As he was raised to his tottering feet he snatched the fez from his head.
“In that wardrobe, there, get me out my frock-coat. Here, take this dressing gown. Help me into my prison garb.”
He turned to a large mirror and touched carefully a strand of hair, dead black and coiled, like a withered root over a rock, that snaked along his skull till it just reached his forehead. He pulled at the black coat as he trod stiffly to the door. His squire had it opened.
“The disguise is convincing?” he asked, as he passed through. “I look the part, do I?” The P.S. felt all the enthusiasm that his loyal “dresser” feels for the grand old master of “the boards” about to face one of his last performances.
“You’re grand,” he dared smile. The old mask, already facing the stairs, was fixed; only the eye that his attendant was watching, drooped for a moment. “You can write that Deanery note,” was the final instruction.
The P.S. went back into the room. In five minutes the little letter—a life warrant—was written and put out for dispatch.
12
Miss Throcton always distributed the mail. Every morning she was down first; winnowed the weighty letters from the chaff—bills, advertisements, et cetera; then gave to the cook for the servant’s hall any missives they might have received. The grain she placed on the left-hand side of her brother’s plate.

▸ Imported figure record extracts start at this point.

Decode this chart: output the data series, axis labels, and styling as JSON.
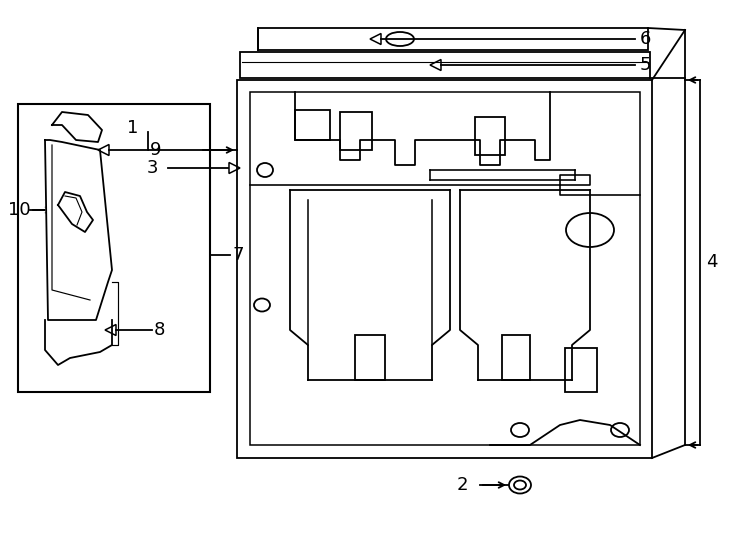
{
  "bg_color": "#ffffff",
  "line_color": "#000000",
  "fig_width": 7.34,
  "fig_height": 5.4,
  "lw": 1.3
}
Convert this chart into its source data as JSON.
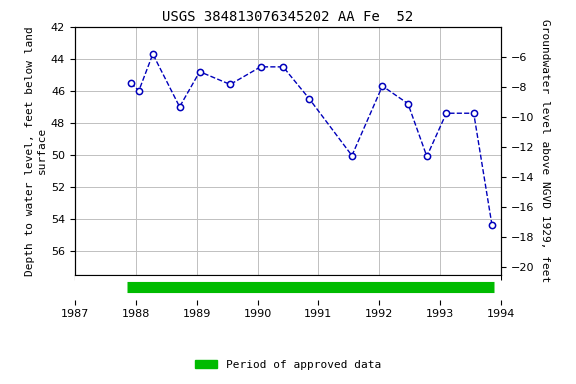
{
  "title": "USGS 384813076345202 AA Fe  52",
  "ylabel_left": "Depth to water level, feet below land\nsurface",
  "ylabel_right": "Groundwater level above NGVD 1929, feet",
  "xlim": [
    1987,
    1994
  ],
  "ylim_left": [
    57.5,
    42
  ],
  "ylim_right": [
    -20.5,
    -4
  ],
  "yticks_left": [
    42,
    44,
    46,
    48,
    50,
    52,
    54,
    56
  ],
  "yticks_right": [
    -6,
    -8,
    -10,
    -12,
    -14,
    -16,
    -18,
    -20
  ],
  "xticks": [
    1987,
    1988,
    1989,
    1990,
    1991,
    1992,
    1993,
    1994
  ],
  "x_data": [
    1987.92,
    1988.05,
    1988.28,
    1988.72,
    1989.05,
    1989.55,
    1990.05,
    1990.42,
    1990.85,
    1991.55,
    1992.05,
    1992.47,
    1992.78,
    1993.1,
    1993.55,
    1993.85
  ],
  "y_data": [
    45.5,
    46.0,
    43.7,
    47.0,
    44.8,
    45.6,
    44.5,
    44.5,
    46.5,
    50.05,
    45.7,
    46.8,
    50.1,
    47.4,
    47.4,
    54.4
  ],
  "line_color": "#0000bb",
  "marker_color": "#0000bb",
  "marker_face": "white",
  "green_bar_xstart": 1987.85,
  "green_bar_xend": 1993.88,
  "green_bar_color": "#00bb00",
  "legend_label": "Period of approved data",
  "plot_bg_color": "#ffffff",
  "fig_bg_color": "#ffffff",
  "grid_color": "#c0c0c0",
  "title_fontsize": 10,
  "label_fontsize": 8,
  "tick_fontsize": 8
}
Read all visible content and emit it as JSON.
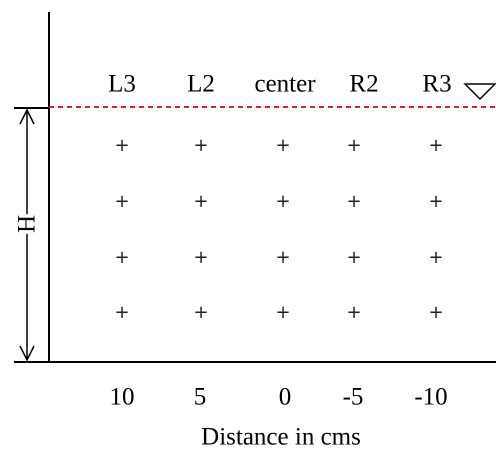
{
  "diagram": {
    "column_labels": [
      "L3",
      "L2",
      "center",
      "R2",
      "R3"
    ],
    "distance_ticks": [
      "10",
      "5",
      "0",
      "-5",
      "-10"
    ],
    "x_axis_title": "Distance in cms",
    "height_label": "H",
    "point_marker": "+",
    "point_rows": 4,
    "water_surface_icon": "inverted-triangle-icon",
    "water_line_color": "#d9232e",
    "line_color": "#000000"
  }
}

The morning came when she found among the usual deposits in the mail-box, a neat envelope, unstamped, but having across the top of it four letters, then, and for a further couple of generations, more powerful, and over a wider field than even the other famous four—A.D.M.G. To its initial assertion of an almost world-wide right-of-way—through its superscription O.H.M.S.—this particular envelope had added to its top left-hand corner a couple of words as to its origin—“Patronage Office.”